As this was being written, the legislation still said, “A firearm industry member shall not advertise, market, or arrange for placement of an advertising or marketing communication offering or promoting any firearm-related product in a manner that is designed, intended, or reasonably appears to be attractive to minors.”
But they tweaked the “attractive to minors” clause. First, they say, “In determining whether marketing or advertising of a firearm-related product is attractive to minors … a court shall consider the totality of the circumstances, including, but not limited to, whether the marketing or advertising:
(A) Uses caricatures that reasonably appear to be minors or cartoon characters to promote firearm-related products.
(B) Offers brand name merchandise for minors, including, but not limited to, hats, t-shirts, or other clothing, or toys, games, or stuffed animals, that promotes a firearm industry member or firearm-related product.

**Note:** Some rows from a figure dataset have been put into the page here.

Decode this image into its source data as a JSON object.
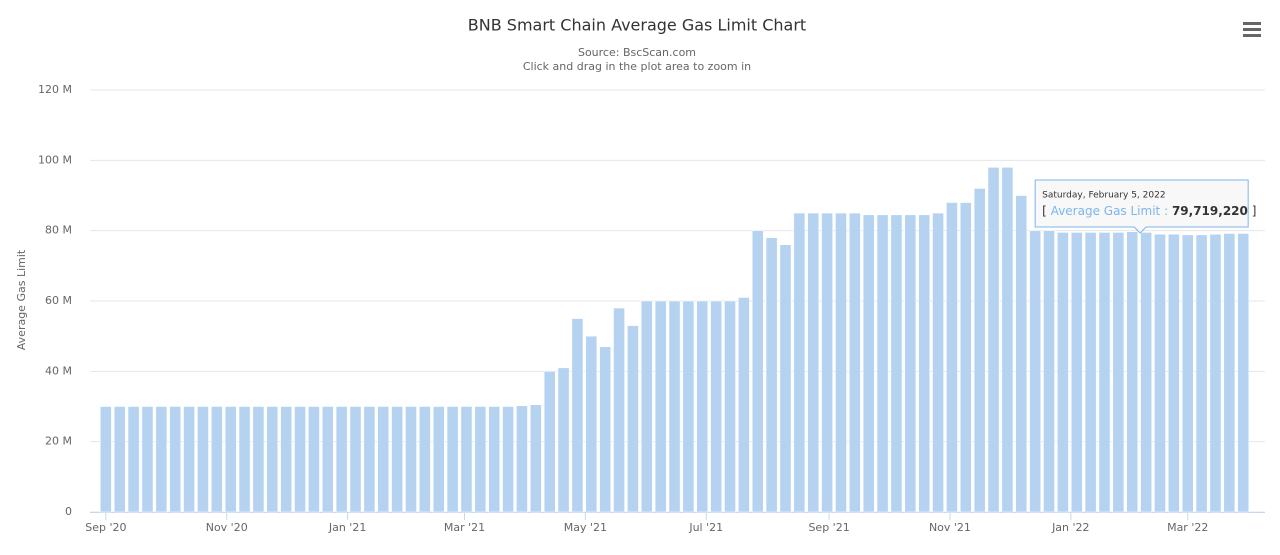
{
  "chart_data": {
    "type": "bar",
    "title": "BNB Smart Chain Average Gas Limit Chart",
    "subtitle": [
      "Source: BscScan.com",
      "Click and drag in the plot area to zoom in"
    ],
    "y_label": "Average Gas Limit",
    "x": [
      "2020-09-01",
      "2020-09-08",
      "2020-09-15",
      "2020-09-22",
      "2020-09-29",
      "2020-10-06",
      "2020-10-13",
      "2020-10-20",
      "2020-10-27",
      "2020-11-03",
      "2020-11-10",
      "2020-11-17",
      "2020-11-24",
      "2020-12-01",
      "2020-12-08",
      "2020-12-15",
      "2020-12-22",
      "2020-12-29",
      "2021-01-05",
      "2021-01-12",
      "2021-01-19",
      "2021-01-26",
      "2021-02-02",
      "2021-02-09",
      "2021-02-16",
      "2021-02-23",
      "2021-03-02",
      "2021-03-09",
      "2021-03-16",
      "2021-03-23",
      "2021-03-30",
      "2021-04-06",
      "2021-04-13",
      "2021-04-20",
      "2021-04-27",
      "2021-05-04",
      "2021-05-11",
      "2021-05-18",
      "2021-05-25",
      "2021-06-01",
      "2021-06-08",
      "2021-06-15",
      "2021-06-22",
      "2021-06-29",
      "2021-07-06",
      "2021-07-13",
      "2021-07-20",
      "2021-07-27",
      "2021-08-03",
      "2021-08-10",
      "2021-08-17",
      "2021-08-24",
      "2021-08-31",
      "2021-09-07",
      "2021-09-14",
      "2021-09-21",
      "2021-09-28",
      "2021-10-05",
      "2021-10-12",
      "2021-10-19",
      "2021-10-26",
      "2021-11-02",
      "2021-11-09",
      "2021-11-16",
      "2021-11-23",
      "2021-11-30",
      "2021-12-07",
      "2021-12-14",
      "2021-12-21",
      "2021-12-28",
      "2022-01-04",
      "2022-01-11",
      "2022-01-18",
      "2022-01-25",
      "2022-02-01",
      "2022-02-08",
      "2022-02-15",
      "2022-02-22",
      "2022-03-01",
      "2022-03-08",
      "2022-03-15",
      "2022-03-22",
      "2022-03-29"
    ],
    "series": [
      {
        "name": "Average Gas Limit",
        "color": "#b5d3f1",
        "values": [
          30,
          30,
          30,
          30,
          30,
          30,
          30,
          30,
          30,
          30,
          30,
          30,
          30,
          30,
          30,
          30,
          30,
          30,
          30,
          30,
          30,
          30,
          30,
          30,
          30,
          30,
          30,
          30,
          30,
          30,
          30.2,
          30.5,
          40,
          41,
          55,
          50,
          47,
          58,
          53,
          60,
          60,
          60,
          60,
          60,
          60,
          60,
          61,
          80,
          78,
          76,
          85,
          85,
          85,
          85,
          85,
          84.5,
          84.5,
          84.5,
          84.5,
          84.5,
          85,
          88,
          88,
          92,
          98,
          98,
          90,
          80,
          80,
          79.5,
          79.5,
          79.5,
          79.5,
          79.5,
          79.7,
          79.5,
          79,
          79,
          78.8,
          78.8,
          79,
          79.2,
          79.2
        ]
      }
    ],
    "xlim": [
      "2020-08-24",
      "2022-04-09"
    ],
    "xticks": [
      {
        "value": "2020-09-01",
        "label": "Sep '20"
      },
      {
        "value": "2020-11-01",
        "label": "Nov '20"
      },
      {
        "value": "2021-01-01",
        "label": "Jan '21"
      },
      {
        "value": "2021-03-01",
        "label": "Mar '21"
      },
      {
        "value": "2021-05-01",
        "label": "May '21"
      },
      {
        "value": "2021-07-01",
        "label": "Jul '21"
      },
      {
        "value": "2021-09-01",
        "label": "Sep '21"
      },
      {
        "value": "2021-11-01",
        "label": "Nov '21"
      },
      {
        "value": "2022-01-01",
        "label": "Jan '22"
      },
      {
        "value": "2022-03-01",
        "label": "Mar '22"
      }
    ],
    "ylim": [
      0,
      120
    ],
    "yticks": [
      0,
      {
        "value": 20,
        "label": "20 M"
      },
      {
        "value": 40,
        "label": "40 M"
      },
      {
        "value": 60,
        "label": "60 M"
      },
      {
        "value": 80,
        "label": "80 M"
      },
      {
        "value": 100,
        "label": "100 M"
      },
      {
        "value": 120,
        "label": "120 M"
      }
    ],
    "grid": true,
    "tooltip": {
      "date": "Saturday, February 5, 2022",
      "x": "2022-02-05",
      "open": "[",
      "separator": ":",
      "value": "79,719,220",
      "close": "]"
    }
  }
}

(C) Offers firearm-related products in sizes, colors, or designs that are specifically designed to be used by, or appeal to, minors.
(D) Is part of a marketing or advertising campaign designed with the intent to appeal to minors.
(E) Uses images or depictions of minors in advertising and marketing materials to depict the use of firearm-related products.
(F) Is placed in a publication created for the purpose of reaching an audience that is predominately composed of minors and not intended for a more general audience composed of adults.
(3) This subdivision does not apply to a communication offering or promoting any firearm safety program, hunting safety or promotional program, firearm instructional course, sport shooting event or competition, or any similar program, course, or event, nor does it apply to a communication offering or promoting membership in any organization, or promotion of lawful hunting activity, including, but not limited to, any fundraising event, youth hunting program, or outdoor camp.
According to this law, the NRA’s Eddie Eagle youth gun-safety program is illegal, as are other tools used to teach actual gun safety. The state is clearly still attempting to reduce the number of young hunters and shooting-sports competitors. To these anti-Second Amendment legislators, this is a culture war, and their long game is to wipe the use of the Second Amendment out of the mainstream. This way, at some future point, they can more easily restrict or outright take away citizens’ right to keep and bear arms.
The NRA is continuing to fight these infringements on our rights in the courts.